Mark Bull, the Sheffield photographer known to the band as Sheriff, who posted their demos online under the title Beneath the Boardwalk (named after a local pub that they regularly played), believes that people adored them for another reason: "There was an element of people feeling they discovered the band. I mean, everyone appreciated that they would always have been popular going down the traditional route, but by selling out the [2,000-capacity] London Astoria before even releasing an album, people felt they were there at the start." The group's reluctance to conform to the demands of mainstream media endeared them to people even more, he says, especially in a pop culture dominated by overexposure. Above all, this phenomenon felt revolutionary; it seemed to be happening without any permission.

A&R men started to sniff around the band in early 2005, but they were beaten by Domino Records. The label had launched in 1993 to license US discs by artists such as Smog and Will Oldham, and was still thought of as a small label with one recent, freaky success: the sharp, Scottish band Franz Ferdinand.

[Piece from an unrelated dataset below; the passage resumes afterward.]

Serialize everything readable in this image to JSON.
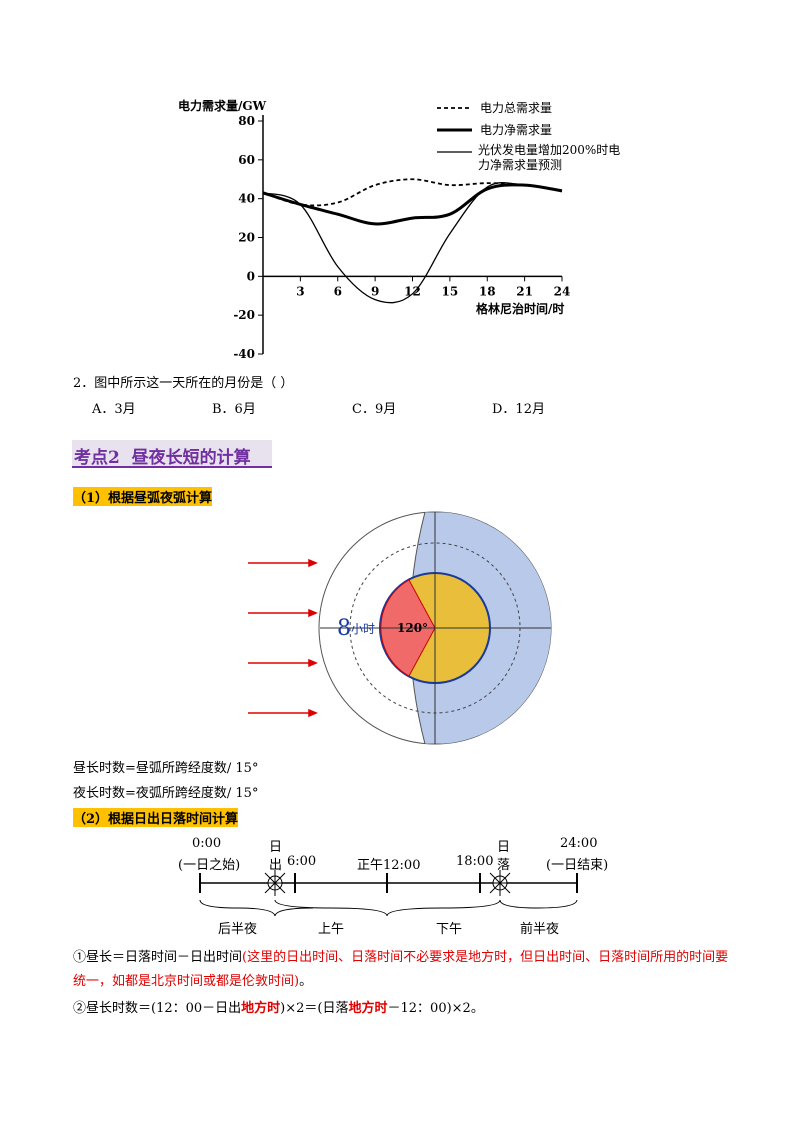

That group's breakthrough success showed the indies could now compete with the majors – but the Arctic Monkeys were already a much bigger prospect.

Bell was a huge fan of the band. He went to see the band in Nottingham in March 2005, Bradshaw explains, and then spent five days with them. "Laurence is a real character, a generous human being. The band had obviously been faced with so many people that weren't." The band signed to Domino in June, started recording straight away, and wrapped the album up by September – no fuss, no nonsense. "Domino had that same spirit of independence that Sheffield had, that the boys had," Bradshaw says. "And that implicit relationship is still there, five years later. We still support the band creatively. We never dictate. And any business is still done over a pie and a pint."

This approach is also redefining the way the whole music industry works – take the recent international success of Adele, who ignores the media game in a similar way, and who is also signed to an indie label (XL, in her case). And even though our culture is driven by virtual communications, it doesn't mean the public doesn't crave real people, real lyrics, real songs.

Back in January 2006, when Bell let the stock leave the Domino warehouse a week early, the brave new world was actually anything but. Technology was finally catching up with the way we wanted to share what we loved – a sentiment as old as Sheffield's seven hills.